The slowdown in consumer spending over recent months has resulted in the value of imports in October falling 17 per cent fall compared to the same month last year.
Detailed external trade data from the Centrals Statistics Office (CSO) show imports of road vehicles are down 19 per cent over the first nine months of the year and by almost 50 per cent when September is compared with the same month in 2007.
On a more positive note the sharp decline in the price of oil since its peak at $147 in July has seen the cost of energy imports fall to €396 million, lower than the same month last year with further falls expected next year.
Ronnie O'Toole, chief economist with National Irish Bank, said the correction taking place in the domestic economy should see an improvement in the balance of trade as imports are falling more quickly than exports. In October the seasonally adjusted trade surplus stood at €2.9 billion.
In value terms Irish merchandise exports increased by 2 per cent in October in value terms to €7.3 billion while imports fell 3 per cent to €4.38 billion.

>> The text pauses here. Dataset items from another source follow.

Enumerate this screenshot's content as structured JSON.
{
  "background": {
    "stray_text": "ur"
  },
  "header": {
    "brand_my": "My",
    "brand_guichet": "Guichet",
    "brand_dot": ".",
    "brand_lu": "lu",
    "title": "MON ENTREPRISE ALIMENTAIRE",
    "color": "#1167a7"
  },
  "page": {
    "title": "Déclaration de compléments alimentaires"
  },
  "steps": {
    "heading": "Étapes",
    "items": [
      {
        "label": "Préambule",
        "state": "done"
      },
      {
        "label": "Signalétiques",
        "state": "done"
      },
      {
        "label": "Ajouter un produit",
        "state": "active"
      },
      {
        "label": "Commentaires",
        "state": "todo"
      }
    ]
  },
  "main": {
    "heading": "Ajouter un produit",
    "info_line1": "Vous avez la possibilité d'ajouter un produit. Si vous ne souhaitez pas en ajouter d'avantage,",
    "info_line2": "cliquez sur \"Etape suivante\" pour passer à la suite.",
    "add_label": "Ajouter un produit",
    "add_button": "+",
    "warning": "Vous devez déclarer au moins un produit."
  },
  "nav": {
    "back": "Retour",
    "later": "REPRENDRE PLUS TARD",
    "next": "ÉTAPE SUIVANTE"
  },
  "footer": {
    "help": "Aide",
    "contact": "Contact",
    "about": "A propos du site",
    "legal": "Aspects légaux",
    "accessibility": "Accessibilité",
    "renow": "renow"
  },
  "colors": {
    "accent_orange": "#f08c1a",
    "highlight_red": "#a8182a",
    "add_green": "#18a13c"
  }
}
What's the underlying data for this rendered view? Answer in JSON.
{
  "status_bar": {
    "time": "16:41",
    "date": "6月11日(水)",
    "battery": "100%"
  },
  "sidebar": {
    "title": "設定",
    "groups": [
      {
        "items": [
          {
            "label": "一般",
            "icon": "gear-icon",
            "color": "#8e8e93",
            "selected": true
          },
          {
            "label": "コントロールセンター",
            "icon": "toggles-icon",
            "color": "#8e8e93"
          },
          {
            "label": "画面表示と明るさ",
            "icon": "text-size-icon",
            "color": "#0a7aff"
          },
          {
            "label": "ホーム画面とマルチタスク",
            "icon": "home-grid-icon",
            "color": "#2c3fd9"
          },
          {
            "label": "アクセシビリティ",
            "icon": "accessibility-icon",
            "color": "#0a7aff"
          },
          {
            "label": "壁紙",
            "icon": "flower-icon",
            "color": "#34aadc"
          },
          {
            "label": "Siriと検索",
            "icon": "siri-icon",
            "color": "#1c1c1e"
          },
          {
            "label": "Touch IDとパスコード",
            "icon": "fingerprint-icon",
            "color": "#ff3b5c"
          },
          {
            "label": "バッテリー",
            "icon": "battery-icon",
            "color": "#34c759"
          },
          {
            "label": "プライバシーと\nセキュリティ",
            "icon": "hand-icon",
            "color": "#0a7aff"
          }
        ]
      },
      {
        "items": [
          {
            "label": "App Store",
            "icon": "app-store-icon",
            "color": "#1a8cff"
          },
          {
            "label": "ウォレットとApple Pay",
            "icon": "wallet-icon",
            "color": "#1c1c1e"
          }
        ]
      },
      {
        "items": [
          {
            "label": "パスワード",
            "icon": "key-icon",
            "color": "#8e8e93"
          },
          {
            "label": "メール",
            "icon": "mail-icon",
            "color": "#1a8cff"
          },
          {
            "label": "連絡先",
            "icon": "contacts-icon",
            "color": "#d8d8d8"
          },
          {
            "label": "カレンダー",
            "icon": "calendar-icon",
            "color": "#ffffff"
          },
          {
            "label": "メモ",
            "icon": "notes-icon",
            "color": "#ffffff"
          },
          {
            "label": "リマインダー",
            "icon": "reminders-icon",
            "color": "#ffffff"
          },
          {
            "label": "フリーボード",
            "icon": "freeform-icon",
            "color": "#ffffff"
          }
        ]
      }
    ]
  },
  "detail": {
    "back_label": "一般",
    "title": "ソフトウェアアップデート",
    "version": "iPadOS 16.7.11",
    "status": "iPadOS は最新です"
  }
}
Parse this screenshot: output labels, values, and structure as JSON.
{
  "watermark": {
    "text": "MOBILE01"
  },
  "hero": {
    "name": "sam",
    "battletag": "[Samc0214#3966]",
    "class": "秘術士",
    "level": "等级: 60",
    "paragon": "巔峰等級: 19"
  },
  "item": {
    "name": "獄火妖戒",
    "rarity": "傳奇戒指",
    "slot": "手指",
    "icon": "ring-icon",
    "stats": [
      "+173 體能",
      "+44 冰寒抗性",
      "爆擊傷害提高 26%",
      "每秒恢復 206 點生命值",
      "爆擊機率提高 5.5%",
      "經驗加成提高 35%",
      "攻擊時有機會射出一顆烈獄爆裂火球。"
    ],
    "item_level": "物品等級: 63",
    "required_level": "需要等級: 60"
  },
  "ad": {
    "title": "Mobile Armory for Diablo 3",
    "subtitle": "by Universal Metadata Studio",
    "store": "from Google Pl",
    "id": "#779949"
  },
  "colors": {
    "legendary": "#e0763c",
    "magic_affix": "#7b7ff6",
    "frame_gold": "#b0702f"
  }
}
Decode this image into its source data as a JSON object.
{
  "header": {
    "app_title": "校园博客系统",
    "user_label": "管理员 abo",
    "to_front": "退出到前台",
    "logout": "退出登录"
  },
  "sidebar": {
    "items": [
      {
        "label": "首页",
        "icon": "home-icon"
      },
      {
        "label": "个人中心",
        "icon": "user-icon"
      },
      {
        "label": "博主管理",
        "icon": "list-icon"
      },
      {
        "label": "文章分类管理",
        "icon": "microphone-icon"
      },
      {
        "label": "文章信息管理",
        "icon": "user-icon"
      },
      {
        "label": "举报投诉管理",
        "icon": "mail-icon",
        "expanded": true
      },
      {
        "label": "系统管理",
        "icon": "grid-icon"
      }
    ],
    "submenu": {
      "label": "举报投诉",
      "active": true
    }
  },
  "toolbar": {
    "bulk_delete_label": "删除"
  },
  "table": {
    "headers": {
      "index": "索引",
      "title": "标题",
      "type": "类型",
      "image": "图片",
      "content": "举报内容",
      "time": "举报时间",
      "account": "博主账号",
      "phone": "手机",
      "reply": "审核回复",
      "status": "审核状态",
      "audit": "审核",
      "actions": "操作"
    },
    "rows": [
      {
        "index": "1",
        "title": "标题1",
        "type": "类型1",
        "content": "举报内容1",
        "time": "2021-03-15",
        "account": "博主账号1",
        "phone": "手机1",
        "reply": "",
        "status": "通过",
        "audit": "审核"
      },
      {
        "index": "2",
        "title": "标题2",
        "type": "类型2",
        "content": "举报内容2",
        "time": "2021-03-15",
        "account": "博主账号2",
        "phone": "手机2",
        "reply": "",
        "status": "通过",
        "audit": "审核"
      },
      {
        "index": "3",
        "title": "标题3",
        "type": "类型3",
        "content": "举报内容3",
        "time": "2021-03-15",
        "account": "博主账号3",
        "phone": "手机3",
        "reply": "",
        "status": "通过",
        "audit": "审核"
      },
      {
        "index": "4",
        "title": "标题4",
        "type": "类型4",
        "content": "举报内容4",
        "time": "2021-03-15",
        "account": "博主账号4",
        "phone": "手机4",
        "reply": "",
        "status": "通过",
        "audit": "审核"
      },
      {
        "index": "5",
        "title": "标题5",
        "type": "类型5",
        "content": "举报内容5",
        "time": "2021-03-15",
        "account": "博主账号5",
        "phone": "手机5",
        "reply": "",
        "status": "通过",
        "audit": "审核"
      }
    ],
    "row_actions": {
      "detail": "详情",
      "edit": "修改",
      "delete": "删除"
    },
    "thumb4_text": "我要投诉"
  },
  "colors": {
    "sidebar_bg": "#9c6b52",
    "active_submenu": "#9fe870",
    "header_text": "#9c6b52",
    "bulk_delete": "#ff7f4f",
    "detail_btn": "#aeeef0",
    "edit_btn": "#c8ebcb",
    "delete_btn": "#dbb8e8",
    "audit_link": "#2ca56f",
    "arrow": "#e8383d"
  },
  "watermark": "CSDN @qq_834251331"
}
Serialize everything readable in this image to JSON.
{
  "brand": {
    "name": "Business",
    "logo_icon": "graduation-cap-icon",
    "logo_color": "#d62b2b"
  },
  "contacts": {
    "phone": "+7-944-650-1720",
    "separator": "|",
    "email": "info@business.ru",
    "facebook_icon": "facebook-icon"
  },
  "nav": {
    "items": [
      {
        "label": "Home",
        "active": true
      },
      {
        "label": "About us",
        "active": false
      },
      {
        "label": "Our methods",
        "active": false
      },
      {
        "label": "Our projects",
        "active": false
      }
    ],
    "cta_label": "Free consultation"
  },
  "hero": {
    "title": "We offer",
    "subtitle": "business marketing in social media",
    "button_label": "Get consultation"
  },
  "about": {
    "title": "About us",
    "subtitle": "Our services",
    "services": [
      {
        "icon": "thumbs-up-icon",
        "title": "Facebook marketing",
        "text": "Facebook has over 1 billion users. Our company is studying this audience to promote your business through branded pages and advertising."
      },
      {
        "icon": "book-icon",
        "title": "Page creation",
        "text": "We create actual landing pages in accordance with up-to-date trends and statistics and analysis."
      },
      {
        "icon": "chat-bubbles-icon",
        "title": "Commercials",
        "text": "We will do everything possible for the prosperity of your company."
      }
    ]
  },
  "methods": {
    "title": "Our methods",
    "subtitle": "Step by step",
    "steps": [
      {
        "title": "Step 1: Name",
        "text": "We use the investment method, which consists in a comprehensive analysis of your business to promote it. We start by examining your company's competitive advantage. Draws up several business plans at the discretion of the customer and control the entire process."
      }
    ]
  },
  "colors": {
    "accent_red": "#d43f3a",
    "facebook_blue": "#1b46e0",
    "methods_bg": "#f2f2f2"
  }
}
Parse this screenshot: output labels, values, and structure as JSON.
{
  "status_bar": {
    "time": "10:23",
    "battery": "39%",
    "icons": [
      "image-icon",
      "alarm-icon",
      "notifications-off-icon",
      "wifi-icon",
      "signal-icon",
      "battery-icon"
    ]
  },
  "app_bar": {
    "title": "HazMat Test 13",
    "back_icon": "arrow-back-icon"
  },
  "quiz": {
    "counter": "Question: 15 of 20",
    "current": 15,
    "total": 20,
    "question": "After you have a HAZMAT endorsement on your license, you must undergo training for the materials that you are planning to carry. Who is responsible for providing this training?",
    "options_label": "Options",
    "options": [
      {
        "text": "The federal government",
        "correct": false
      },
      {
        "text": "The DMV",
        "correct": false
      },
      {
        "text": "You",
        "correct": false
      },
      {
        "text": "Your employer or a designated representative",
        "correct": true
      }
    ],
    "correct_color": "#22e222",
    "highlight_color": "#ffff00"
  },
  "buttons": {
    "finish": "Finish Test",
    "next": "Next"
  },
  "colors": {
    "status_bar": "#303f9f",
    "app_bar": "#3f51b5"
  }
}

Mr O'Toole notes that exports are proving relatively resilient and may be evidence that the sector is "more competitive than is often portrayed".
Exports of food and beverages to the UK were 3 per cent lower in September compared with a year earlier, part due to the weakening sterling which makes Irish exports less attractive.
He said the gradual move by the computer manufacturing sector out of the State to Asia and Eastern Europe has seen the pharmaceutical sector emerge as the most important export product category, accounting for more than half of all goods exports.
Exports to the UK in October, which were largely in line with the same month last year, reflected the performance of the chemical and pharmaceutical sectors, he added.
One of the sharpest declines in goods imports in October was in the components sector for the computer manufacturing industry, which dropped to €534 million this September, compared with almost €800 million in the same month in 2007.
Mr O'Toole suggests this decline may reflect a slowing of activity at Dell. Exports from this sector were also lower, slipping from €1.15 billion in September 2007 to €782 million a year later.
Alan McQuaid, economist with Bloxham stockbrokers, said because of the openness of the Irish economy it was more vulnerable than most to a decline in world trade demand.
He noted that sterling could slide towards parity with the euro in the short-term.
"At this juncture it looks like 2009 will be the most difficult year for Irish exporters for some time, though the overall net trade performance will again be helped by weaker imports due to falling consumer demand."
For the nine months to September exports to China grew by 22 per cent, to Poland by 30 per cent and Spain by 11 per cent.
Over the same period imports from the UK were 5 per cent lower while the value of goods and services brought in from China was 17 per cent down.